Około 50 samolotów z krajów NATO i Finlandii trenuje wspólne działania ofensywne i defensywne nad Holandią w ramach ćwiczeń Frisian Flag 2014. Manewry potrwają do 11 kwietnia.
W holenderskich ćwiczeniach biorą udział głównie myśliwce F-16 Falcon różnych wersji, należące do sił powietrznych Holandii, Belgii, Danii, Norwegii i Portugalii. Do tego samoloty Eurofighter Typhoon z Niemiec oraz Hiszpanii. Wraz z nimi ćwiczą również F-18 Hornet należące do lotnictwa Finlandii, która nie będąc członkiem NATO intensywnie współpracuje z Sojuszem. Zwłaszcza w dziedzinie współdziałania lotnictwa i obrony powietrznej. Całość wspiera samolot do tankowania w locie (K)DC-10 i maszyna dowodzenia oraz nadzoru powietrznego AWACS.
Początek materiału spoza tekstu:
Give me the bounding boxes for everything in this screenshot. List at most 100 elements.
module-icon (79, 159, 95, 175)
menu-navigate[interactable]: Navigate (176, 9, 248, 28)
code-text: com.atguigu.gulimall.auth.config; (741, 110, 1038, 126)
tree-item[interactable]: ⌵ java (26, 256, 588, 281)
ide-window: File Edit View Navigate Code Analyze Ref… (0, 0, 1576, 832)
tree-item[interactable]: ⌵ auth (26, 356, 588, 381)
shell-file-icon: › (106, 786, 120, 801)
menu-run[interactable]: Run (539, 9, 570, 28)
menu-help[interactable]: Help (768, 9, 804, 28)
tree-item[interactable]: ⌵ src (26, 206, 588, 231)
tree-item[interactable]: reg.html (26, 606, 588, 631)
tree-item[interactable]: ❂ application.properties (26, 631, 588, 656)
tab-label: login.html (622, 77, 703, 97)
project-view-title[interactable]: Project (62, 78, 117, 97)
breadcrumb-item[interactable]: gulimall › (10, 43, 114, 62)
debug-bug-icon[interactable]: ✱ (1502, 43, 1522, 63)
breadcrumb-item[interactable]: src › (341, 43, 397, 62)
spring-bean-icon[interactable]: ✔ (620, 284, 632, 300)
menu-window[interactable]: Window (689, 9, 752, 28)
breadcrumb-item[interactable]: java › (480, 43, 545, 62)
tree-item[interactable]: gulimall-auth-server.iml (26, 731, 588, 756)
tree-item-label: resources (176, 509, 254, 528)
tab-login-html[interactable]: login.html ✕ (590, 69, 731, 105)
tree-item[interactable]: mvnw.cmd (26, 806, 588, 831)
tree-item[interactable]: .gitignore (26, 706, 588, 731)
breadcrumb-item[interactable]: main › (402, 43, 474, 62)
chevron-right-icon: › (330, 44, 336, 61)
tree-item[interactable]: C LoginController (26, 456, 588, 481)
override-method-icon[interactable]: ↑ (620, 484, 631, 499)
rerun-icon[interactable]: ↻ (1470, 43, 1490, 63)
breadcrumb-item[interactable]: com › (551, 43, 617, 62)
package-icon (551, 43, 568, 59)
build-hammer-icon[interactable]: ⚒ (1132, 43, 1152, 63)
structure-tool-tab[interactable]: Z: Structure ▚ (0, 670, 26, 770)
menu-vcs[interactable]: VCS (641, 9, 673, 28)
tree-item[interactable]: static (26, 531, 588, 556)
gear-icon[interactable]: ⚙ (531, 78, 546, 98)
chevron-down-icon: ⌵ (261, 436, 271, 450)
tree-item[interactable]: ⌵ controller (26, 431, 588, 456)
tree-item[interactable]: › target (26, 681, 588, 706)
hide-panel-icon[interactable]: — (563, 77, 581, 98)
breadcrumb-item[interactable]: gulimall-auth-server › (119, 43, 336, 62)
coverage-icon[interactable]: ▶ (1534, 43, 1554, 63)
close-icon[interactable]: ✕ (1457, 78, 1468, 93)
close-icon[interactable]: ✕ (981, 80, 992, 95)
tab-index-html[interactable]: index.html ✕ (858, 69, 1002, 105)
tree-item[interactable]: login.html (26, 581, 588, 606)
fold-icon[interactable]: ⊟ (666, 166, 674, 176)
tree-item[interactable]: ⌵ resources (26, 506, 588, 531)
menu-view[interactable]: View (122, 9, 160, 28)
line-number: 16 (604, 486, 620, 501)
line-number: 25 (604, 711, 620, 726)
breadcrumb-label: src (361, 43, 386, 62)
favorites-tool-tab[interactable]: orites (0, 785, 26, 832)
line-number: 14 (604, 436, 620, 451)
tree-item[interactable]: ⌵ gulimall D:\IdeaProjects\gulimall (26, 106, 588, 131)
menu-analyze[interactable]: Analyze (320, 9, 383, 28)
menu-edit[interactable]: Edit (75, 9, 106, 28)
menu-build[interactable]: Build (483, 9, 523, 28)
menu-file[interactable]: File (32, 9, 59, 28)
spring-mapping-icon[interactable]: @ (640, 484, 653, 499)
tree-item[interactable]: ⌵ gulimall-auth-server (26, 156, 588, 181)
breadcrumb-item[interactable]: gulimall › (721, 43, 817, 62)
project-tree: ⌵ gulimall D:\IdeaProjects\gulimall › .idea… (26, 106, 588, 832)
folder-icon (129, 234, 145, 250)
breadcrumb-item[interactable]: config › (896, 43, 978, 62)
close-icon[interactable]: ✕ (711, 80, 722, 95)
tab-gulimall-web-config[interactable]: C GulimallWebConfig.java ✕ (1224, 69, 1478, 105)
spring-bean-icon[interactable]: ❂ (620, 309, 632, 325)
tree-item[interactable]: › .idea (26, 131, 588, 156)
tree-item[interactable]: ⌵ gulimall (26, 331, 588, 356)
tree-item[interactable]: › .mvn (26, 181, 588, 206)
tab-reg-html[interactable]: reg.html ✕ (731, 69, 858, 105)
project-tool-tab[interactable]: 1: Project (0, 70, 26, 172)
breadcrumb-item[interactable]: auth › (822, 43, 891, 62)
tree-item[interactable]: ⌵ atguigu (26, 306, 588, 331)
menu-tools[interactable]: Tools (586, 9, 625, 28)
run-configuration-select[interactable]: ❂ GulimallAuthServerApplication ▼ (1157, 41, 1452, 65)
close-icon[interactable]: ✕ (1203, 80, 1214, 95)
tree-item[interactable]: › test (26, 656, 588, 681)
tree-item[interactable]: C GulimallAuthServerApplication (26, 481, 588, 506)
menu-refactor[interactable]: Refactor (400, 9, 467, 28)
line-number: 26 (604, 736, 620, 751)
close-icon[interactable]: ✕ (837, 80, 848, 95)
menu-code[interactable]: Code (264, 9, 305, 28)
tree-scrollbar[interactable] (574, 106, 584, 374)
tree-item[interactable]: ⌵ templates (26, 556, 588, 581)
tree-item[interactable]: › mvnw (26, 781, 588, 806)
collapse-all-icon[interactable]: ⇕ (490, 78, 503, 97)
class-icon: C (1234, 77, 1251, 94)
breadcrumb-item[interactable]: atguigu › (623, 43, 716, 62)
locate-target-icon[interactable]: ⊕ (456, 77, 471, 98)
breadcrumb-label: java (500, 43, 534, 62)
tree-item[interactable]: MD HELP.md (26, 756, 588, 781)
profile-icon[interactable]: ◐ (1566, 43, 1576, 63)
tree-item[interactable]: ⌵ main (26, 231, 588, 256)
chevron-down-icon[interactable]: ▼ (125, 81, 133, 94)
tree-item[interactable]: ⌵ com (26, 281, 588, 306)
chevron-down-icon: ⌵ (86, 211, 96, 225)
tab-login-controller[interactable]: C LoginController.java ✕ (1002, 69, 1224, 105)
Ćwiczenia koncentrują się wokół holenderskiej bazy lotniczej Leeuwarden. Ćwiczone są nie tylko działania obronne, patrole i walki powietrzne, ale również akcje ofensywne. W tym ataki na cele naziemne. Celem wspólnych treningów jest nie tylko zwiększenie interoperacyjności i poprawienie współpracy sił różnych krajów, ale też obniżenie kosztów szkolenia.
Manewry Frisian Flag rozpoczęły się 31 marca i potrwają do 11 kwietnia bieżącego roku.
JW
Zapomnianio chyba napisać, że w ćwiczeniach biorą udział także polskie F-16 Jastrząb z 31 bazy lotnictwa taktycznego.
Oj
Aż 50 samolotów !!!! to siła hahahah. Ruskie niedawno w jeden dzień przeprowadziły ćwiczenia nalotowe na 50 celów a z pewnością nie wysłały jeden samolot na jeden cel.Tak m/w wyglądają możliwości jednych i drugich.Co do holendrów to widzimy jak szybko redukują armię ( lądowe) Jedynie w miarę nowoczesna marynarka i zapowiedzi wymiany przestarzałego lotnictwa w nieokreślonej przyszłości to ich wkład w NATO i my nie możemy liczyć na ich wsparcie.
okapoka
Na cholere latac nad Holandią, jak tam jedynie kwiatki i burdele.